On Mon, Dec 31, 2012 at 4:01 PM, Folderol <folderol(a)ukfsn.org> wrote:
On Mon, 31 Dec 2012 15:39:45 -0600
Charles Henry <czhenry(a)gmail.com> wrote:
However, phase shifts aren't much of a
problem by themselves--they're all
over the place in any typical multi-driver system and placement in the
room
matters just as much. The loudspeaker crossover
introduces the same
effect.
A slight digression...
For a long time I've wondered if the ear, being a non-linear 'device' can
actually detect absolute phase at low frequencies. i.e. if the
compressions and
rarefactions were swapped, would it sound different?
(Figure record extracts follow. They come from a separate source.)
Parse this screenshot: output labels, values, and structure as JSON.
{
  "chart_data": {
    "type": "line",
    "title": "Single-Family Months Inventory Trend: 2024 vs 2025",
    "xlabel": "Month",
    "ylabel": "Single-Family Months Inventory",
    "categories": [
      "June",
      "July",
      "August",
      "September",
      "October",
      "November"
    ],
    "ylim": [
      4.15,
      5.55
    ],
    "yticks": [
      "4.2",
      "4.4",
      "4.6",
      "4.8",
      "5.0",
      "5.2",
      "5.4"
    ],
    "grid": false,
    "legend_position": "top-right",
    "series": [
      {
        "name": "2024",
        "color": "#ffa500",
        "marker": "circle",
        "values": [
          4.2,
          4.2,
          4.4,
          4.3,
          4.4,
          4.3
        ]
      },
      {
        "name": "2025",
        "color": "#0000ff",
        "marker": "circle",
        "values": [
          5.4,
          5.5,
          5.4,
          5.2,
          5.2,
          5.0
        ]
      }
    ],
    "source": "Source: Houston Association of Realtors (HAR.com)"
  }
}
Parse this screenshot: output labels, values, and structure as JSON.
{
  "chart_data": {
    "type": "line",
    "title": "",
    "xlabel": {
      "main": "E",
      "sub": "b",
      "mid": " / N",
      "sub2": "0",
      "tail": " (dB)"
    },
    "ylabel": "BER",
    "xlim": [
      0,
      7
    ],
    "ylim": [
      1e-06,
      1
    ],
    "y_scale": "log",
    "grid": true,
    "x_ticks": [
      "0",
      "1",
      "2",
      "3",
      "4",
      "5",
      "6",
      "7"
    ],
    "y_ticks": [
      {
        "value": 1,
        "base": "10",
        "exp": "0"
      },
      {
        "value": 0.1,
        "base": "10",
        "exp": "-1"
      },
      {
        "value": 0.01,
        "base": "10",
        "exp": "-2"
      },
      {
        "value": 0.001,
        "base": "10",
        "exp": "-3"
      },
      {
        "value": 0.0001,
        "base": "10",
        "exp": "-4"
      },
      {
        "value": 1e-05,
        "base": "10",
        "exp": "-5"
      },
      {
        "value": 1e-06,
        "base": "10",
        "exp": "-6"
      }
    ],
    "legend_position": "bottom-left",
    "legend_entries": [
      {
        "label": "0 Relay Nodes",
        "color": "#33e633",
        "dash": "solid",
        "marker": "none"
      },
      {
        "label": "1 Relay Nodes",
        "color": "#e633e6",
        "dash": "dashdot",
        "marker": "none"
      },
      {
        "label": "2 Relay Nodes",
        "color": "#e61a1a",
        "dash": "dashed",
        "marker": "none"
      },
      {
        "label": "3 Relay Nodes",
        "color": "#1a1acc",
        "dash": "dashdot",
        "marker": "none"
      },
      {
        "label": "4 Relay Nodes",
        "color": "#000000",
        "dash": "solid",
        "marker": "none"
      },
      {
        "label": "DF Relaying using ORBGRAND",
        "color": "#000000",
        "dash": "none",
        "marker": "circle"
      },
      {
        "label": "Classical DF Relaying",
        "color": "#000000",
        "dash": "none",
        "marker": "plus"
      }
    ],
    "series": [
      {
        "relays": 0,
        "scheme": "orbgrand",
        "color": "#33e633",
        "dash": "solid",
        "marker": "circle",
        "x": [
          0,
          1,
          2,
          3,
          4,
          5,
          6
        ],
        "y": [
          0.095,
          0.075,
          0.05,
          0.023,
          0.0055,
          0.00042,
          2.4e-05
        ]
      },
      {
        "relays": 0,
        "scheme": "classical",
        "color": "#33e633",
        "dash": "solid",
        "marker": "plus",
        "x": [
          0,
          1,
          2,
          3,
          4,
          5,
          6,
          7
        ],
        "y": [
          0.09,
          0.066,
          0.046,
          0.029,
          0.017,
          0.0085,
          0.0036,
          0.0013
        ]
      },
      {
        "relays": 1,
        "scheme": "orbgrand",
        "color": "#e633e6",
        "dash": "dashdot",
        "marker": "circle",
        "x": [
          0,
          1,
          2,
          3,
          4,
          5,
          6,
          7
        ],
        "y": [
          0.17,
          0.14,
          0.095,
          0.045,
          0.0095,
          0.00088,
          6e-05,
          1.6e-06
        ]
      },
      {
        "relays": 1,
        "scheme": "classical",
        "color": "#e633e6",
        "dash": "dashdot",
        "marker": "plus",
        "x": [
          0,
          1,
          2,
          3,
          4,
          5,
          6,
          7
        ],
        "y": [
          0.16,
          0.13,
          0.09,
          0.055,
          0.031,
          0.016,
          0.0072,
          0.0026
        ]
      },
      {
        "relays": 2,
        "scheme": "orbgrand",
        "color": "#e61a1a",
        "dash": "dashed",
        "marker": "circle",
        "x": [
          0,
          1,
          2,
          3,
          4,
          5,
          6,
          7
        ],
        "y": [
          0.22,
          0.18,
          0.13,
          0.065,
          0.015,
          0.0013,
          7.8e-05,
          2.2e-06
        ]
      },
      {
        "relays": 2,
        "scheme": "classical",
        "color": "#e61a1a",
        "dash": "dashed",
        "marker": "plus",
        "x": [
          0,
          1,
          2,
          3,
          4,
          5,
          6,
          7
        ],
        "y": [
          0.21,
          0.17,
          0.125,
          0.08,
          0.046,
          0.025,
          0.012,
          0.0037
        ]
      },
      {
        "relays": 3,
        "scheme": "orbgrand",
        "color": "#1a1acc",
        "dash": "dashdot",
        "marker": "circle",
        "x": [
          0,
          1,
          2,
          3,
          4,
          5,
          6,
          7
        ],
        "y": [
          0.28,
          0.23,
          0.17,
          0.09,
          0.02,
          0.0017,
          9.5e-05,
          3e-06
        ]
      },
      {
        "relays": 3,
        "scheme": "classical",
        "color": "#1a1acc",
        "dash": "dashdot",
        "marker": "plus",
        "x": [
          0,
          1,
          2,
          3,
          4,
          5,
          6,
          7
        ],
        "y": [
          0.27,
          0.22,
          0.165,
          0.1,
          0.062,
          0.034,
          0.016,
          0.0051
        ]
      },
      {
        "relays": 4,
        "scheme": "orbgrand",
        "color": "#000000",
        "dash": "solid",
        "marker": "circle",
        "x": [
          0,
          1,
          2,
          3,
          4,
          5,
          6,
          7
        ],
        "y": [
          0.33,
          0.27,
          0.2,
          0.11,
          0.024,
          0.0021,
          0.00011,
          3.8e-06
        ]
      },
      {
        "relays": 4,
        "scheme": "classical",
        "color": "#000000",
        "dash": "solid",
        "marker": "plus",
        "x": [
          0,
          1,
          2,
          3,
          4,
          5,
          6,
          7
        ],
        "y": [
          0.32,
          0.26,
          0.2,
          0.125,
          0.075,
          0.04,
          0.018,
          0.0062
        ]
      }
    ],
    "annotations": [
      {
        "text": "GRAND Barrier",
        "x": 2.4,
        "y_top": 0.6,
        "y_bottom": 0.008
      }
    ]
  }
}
To test this with a mono source presumably all you'd have to do would be to
have an asymmetric signal and swap the speaker leads, but how would you
objectively test the listener?
--
Will J Godfrey
You design a psychoacoustic experiment. The case you mentioned is a very
narrow case to look at how the ear discriminates phase differences.
Objectively determining if/how the listener has a different response with
differences in phase is just plain scientific experiment design.
Psychoacoustics tends to have some very interesting experimental
methodologies. I used to read a lot of papers and was frequently surprised
how clever the experiments are.
Phase-locking is *very* significant in the human auditory system--if
scientists have not found how phase differences can change how a sound is
perceived, it may be that we're not asking the right questions.